Phase III: Active Motion and Strengthening (Weeks 8-12+)
* Once radiographic union is confirmed (typically between 8 to 10 weeks), progress to full active ROM.
* Initiate isotonic strengthening, focusing on the rotator cuff, deltoid, and periscapular stabilizers.
* Return to heavy lifting or high-impact activities is generally restricted until 4 to 6 months postoperatively, contingent upon complete osseous consolidation and restoration of near-normal strength.

COMPLICATIONS AND PITFALLS

• Nonunion / Delayed Union: The proximal humerus has a robust blood supply, but extensive periosteal stripping during callus resection can devascularize the fragments. Meticulous soft tissue handling and rigid locking plate fixation minimize this risk.
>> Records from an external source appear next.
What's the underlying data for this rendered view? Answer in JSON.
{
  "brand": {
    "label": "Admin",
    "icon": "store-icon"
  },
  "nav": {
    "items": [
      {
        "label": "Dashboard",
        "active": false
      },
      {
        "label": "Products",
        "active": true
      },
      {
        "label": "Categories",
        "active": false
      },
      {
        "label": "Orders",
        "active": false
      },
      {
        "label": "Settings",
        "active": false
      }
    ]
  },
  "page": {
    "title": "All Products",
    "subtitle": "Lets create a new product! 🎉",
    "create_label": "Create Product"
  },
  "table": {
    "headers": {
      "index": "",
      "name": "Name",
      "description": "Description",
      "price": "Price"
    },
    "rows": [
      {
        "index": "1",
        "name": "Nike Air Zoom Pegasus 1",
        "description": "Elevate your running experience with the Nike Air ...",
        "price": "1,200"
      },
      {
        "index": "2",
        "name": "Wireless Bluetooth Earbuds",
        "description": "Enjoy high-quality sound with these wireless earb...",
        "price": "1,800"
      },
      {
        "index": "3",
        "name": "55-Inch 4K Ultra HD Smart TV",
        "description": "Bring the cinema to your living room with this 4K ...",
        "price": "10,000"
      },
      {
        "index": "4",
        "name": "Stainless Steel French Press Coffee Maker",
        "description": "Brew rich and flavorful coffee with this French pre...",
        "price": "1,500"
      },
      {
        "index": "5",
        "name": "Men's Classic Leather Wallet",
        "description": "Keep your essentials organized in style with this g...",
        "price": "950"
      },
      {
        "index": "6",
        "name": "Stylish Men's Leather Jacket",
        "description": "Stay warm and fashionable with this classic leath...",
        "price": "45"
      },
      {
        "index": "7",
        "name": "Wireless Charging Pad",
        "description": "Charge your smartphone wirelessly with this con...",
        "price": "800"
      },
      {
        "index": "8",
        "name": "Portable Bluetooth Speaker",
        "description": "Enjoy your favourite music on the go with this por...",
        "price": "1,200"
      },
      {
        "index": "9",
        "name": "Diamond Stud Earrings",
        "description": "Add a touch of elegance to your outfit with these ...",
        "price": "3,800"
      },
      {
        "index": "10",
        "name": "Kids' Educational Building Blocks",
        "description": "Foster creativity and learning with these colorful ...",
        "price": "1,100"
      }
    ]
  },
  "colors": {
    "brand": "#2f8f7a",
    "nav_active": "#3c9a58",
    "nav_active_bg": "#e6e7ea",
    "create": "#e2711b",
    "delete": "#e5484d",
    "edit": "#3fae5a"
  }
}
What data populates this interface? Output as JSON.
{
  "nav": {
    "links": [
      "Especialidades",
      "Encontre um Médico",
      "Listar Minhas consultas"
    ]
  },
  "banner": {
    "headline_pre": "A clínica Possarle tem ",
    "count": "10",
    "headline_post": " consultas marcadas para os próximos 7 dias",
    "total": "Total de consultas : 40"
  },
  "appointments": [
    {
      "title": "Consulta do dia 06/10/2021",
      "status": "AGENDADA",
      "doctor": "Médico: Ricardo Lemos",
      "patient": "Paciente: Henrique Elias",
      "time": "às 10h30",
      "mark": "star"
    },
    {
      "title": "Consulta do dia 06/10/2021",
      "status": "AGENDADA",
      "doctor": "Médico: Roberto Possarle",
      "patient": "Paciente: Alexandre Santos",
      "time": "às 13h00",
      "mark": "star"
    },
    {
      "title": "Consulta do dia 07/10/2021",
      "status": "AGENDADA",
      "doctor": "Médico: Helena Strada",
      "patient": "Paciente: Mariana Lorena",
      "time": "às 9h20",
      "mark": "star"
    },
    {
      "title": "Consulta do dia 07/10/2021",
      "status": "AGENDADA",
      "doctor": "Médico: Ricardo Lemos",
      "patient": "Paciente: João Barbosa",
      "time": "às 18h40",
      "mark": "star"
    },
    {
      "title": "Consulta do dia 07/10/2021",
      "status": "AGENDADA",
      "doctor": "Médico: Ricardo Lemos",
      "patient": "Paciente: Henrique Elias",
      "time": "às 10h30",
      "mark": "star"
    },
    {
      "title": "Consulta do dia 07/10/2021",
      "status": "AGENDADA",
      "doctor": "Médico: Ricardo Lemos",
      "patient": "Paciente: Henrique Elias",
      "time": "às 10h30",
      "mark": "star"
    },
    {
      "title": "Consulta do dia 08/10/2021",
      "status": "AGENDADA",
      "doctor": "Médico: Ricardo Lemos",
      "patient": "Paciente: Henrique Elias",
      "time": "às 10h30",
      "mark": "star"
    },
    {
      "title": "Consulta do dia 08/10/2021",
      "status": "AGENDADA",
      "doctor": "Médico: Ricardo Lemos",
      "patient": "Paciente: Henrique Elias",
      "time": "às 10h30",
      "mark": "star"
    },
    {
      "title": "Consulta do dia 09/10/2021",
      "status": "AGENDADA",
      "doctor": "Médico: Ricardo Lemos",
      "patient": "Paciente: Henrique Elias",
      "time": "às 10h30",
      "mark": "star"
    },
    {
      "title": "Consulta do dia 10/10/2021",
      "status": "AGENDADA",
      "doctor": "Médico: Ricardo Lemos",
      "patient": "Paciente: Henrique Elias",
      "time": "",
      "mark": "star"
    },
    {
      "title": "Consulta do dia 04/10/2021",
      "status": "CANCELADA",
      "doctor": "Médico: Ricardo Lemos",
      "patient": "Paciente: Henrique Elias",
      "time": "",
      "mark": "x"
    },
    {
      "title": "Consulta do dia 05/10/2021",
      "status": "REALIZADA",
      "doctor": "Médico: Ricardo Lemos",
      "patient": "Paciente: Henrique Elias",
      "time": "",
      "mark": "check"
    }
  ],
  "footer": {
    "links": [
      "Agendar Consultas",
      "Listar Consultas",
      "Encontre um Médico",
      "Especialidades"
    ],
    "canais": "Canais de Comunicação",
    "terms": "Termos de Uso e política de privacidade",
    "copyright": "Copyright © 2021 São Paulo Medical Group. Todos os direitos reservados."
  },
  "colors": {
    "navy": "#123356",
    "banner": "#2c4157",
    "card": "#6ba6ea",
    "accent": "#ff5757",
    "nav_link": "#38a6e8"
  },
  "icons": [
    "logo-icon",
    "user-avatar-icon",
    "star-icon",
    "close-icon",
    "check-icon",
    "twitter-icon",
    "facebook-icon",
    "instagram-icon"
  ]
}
• Avascular Necrosis (AVN): While less common in extra-articular osteotomies compared to acute anatomical neck fractures, aggressive medial dissection can compromise the ascending branch of the anterior circumflex humeral artery.
• Hardware Penetration: The osteoporotic nature of the humeral head in chronic malunions increases the risk of primary or secondary screw cut-out into the glenohumeral joint. Intraoperative fluoroscopy through a full range of motion is mandatory to confirm that all proximal screws are extra-articular.
• Loss of Fixation: Failure to achieve a flush reduction of the osteotomy surfaces places excessive bending moments on the plate, potentially leading to hardware failure before union occurs.